時代は「勝ち負け」の発想から「共同創造」に移りつつある田近秀敏塾員(松下政経塾第3期生)はそう考える。彼の仕事はコンサルティングと人材育成。そしてそれを通してリーダーシップを発揮する人々を生み出し続けることだ。松下幸之助塾主との出会いから人々の可能性を発見する仕事に至るまでの道のりはどんなものだったのか。

人生に偶然はないと言います。松下幸之助塾主との出会いは、私にとってまさに人生の選択のときでした。その価値は第一に「志を持って生きる」ということが身に付いたことです。志とは単なる目標や自己実現ではなく、世の中の変革に影響を与える明確な意図を言うのではないでしょうか。「世の中の変革に関わるリーダーとして生きるならば、今自分に何ができるだろうか」という自分への問いかけと共に前に進んでいくことが大切だと学びました。
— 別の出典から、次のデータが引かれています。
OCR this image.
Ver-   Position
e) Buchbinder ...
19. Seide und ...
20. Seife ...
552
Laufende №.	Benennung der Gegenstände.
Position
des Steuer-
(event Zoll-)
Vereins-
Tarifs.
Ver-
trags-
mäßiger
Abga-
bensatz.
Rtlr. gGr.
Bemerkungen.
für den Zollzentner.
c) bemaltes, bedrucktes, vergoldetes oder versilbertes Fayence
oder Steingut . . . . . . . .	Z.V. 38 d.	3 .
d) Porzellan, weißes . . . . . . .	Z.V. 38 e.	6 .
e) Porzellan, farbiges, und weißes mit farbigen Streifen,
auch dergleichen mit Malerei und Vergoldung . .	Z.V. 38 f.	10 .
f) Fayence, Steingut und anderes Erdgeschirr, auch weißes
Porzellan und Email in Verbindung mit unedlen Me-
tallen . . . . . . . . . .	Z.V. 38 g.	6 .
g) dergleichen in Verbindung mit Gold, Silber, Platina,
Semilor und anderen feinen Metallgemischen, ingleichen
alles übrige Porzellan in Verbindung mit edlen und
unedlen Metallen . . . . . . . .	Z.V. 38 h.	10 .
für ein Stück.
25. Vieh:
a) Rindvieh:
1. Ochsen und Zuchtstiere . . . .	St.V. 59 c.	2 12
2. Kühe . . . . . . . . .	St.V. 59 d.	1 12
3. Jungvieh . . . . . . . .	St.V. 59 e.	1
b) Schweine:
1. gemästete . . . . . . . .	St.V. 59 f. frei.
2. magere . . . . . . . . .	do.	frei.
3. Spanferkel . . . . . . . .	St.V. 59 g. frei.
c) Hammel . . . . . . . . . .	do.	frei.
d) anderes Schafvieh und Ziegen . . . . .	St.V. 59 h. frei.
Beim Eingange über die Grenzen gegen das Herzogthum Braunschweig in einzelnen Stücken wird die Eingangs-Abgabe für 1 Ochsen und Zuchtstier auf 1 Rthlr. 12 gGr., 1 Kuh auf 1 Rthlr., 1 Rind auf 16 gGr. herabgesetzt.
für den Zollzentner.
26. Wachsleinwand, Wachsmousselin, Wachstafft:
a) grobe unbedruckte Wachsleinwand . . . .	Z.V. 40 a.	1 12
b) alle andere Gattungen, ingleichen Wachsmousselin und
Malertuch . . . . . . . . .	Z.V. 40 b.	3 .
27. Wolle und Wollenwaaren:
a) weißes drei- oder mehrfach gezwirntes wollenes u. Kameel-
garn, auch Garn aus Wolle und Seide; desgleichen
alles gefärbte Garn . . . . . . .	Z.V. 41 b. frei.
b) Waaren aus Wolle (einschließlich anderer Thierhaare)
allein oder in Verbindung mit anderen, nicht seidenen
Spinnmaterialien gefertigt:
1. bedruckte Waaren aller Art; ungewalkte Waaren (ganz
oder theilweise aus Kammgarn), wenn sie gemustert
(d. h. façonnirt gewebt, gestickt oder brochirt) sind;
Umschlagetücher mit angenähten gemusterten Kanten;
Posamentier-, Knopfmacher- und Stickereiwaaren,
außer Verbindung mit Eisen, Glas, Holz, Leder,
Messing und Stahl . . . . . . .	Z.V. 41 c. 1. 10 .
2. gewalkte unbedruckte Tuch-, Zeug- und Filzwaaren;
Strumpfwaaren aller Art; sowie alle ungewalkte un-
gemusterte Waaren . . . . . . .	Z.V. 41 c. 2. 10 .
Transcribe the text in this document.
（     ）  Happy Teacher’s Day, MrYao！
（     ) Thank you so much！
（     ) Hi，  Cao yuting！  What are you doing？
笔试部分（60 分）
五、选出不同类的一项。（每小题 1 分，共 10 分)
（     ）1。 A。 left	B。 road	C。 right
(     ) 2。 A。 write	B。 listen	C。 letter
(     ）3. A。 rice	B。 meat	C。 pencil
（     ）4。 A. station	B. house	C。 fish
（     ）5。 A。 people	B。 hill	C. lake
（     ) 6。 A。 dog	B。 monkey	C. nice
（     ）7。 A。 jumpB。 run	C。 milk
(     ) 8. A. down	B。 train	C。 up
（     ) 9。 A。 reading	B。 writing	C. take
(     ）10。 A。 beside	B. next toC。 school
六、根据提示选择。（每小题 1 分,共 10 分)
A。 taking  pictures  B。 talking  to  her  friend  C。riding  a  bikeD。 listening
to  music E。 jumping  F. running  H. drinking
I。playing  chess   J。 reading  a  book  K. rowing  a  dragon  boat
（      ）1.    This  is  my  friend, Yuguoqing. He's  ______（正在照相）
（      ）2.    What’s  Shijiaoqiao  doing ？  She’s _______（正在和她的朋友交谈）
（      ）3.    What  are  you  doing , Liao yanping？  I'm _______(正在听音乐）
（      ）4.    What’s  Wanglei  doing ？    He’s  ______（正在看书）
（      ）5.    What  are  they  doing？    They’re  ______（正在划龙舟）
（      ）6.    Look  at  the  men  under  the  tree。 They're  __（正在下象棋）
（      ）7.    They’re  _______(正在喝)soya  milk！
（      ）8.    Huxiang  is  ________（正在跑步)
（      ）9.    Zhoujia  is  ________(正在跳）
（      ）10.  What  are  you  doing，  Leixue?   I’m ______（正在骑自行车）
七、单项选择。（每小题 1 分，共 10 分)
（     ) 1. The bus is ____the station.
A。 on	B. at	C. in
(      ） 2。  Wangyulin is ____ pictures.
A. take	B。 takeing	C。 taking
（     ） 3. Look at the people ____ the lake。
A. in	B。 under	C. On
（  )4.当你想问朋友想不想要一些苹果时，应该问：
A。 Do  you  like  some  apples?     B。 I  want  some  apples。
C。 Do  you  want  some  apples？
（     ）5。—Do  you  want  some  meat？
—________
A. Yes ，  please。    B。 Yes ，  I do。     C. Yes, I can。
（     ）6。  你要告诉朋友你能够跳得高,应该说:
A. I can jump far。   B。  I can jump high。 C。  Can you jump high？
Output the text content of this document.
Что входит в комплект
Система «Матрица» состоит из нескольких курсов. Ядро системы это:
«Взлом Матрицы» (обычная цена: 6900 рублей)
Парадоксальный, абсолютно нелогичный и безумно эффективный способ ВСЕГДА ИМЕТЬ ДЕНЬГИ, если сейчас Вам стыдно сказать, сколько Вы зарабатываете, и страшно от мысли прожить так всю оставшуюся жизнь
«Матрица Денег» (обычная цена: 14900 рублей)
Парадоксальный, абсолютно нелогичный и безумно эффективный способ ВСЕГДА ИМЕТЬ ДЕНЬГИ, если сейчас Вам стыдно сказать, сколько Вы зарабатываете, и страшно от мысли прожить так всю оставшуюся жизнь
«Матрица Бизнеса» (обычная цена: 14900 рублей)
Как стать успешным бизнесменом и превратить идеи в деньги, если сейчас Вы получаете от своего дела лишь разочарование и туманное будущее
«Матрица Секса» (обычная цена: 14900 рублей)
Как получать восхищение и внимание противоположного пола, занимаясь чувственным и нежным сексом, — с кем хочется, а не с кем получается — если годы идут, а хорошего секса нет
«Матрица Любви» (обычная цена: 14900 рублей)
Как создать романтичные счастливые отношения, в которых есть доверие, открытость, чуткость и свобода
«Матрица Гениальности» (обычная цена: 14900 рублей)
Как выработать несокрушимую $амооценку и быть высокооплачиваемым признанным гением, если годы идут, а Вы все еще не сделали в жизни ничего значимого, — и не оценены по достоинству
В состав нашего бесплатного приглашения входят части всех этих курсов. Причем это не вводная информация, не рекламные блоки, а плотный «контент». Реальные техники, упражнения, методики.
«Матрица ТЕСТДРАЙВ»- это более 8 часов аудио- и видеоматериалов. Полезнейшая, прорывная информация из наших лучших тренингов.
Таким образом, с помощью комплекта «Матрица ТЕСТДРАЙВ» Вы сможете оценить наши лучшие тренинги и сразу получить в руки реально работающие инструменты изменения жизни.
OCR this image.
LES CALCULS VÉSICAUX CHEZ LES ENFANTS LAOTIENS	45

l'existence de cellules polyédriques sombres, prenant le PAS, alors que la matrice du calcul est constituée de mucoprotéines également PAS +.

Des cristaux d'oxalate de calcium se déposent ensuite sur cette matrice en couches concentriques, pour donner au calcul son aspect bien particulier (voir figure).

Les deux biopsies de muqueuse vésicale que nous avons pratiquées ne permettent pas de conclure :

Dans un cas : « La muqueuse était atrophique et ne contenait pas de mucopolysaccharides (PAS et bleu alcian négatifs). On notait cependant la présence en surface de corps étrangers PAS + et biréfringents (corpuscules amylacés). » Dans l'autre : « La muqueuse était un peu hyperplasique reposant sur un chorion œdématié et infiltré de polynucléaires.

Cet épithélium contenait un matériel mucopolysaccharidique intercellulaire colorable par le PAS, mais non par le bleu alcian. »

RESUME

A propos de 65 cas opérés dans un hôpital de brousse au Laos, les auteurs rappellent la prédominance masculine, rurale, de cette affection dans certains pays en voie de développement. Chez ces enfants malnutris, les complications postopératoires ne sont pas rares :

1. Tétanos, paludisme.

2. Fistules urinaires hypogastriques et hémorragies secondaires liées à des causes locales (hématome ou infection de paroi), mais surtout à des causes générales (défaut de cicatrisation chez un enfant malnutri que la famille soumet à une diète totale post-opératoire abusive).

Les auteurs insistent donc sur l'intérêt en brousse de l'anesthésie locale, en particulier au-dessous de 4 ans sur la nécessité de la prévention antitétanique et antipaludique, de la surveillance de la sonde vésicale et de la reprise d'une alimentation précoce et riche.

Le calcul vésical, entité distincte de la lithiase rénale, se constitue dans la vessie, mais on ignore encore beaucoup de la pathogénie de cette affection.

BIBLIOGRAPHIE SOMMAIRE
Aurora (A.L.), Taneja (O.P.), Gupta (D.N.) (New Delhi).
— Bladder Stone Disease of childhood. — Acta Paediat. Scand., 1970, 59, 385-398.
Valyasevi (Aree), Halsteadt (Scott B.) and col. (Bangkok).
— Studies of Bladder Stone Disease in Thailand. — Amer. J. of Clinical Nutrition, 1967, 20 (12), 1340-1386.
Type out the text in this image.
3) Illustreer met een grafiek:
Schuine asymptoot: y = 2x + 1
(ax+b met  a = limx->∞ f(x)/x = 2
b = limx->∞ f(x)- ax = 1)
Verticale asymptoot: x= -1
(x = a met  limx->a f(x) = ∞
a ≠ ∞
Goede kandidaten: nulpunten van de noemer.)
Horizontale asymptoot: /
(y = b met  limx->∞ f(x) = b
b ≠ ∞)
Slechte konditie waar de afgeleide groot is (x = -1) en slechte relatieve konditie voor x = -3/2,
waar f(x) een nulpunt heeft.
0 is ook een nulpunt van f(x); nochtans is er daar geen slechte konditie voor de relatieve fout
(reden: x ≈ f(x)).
 松下塾主と共有した志は、松下政経塾の塾是の中に凝縮されています。「真に国家と国民を愛し、新しい人間観に基づく政治・経営の理念を探求し、人類の繁栄幸福と世界の平和に貢献しよう」という表現です。そのような大きな理念を実現するためにはそれを共有した人々がそれぞれの天分を生かした事業を通して理念の具現に取り組む必要があります。いくつかの登山ルートから登るけれども目指す頂上は一つだということです。政経塾内外での様々な活動を通して私は、自分がコーチをする能力に長けているように思いました。そこでコンサルテーション、とりわけ人材育成分野を事業領域としました。とにかく面白い仕事です。感動のある仕事です。

 具体的な領域としては4つの柱があります。まず人材組織診断を含めた経営協力。2つめは企業向けの各種ビジネス・トレーニング。3つめは自己啓発的、能力開発的な各種公開講座。4つめはカウンセリングの分野です。人が自分の可能性を発見し、独自性を受け入れ、才能に目覚める時、目の色が変わります。使う言葉が変わり、発しているエネルギーが変わります。チェンジ(別の人になろうとする)ではなく、トランスフォーメイション(自分の本質を開花させて生きようとする)が起こる時、人は至高体験と共に人生に対するコミットメント(専念する気持ち)を手にしています。
 人生の目的が自己満足から他に貢献しようというレベルへとシフトしていくと、人は自分がリーダーであるという立場を確立し始めます。ますます当てになる人に成長していきます。そして組織の中で人材が組織の目的に一致し整列する時、組織風土がより健全な方向に動き始めます。このようにして私は人々のビジョンの実現に関わっています。

 私の会社はコォ・クリエイト・ジャパンと言います。コォ・クリエイションとは共同創造という意味です。社会のパラダイム(枠組み)の1つは「勝ち負けの競争」です。競争はそれ自体悪いものだとは言えません。ただ、行き過ぎると調和を失います。私たちは「勝ち負け」「依存か自立か」の発想から「ともに勝つ」発想にシフトし、「共同創造」「相互依存」の関係を生み出していく必要があります。現代は大競争時代だという人もいます。朝を迎える前の闇がもっとも暗く感じられるように、私たちは新しいパラダイムを迎える前の闇を体験しているのかもしれません。
 私の使命は一人でも多くのリーダーシップを発揮する人々を生み出すことです。次の時代は質の高いリーダーシップを持った普通の人々の働きによって迎えていきたいと思います。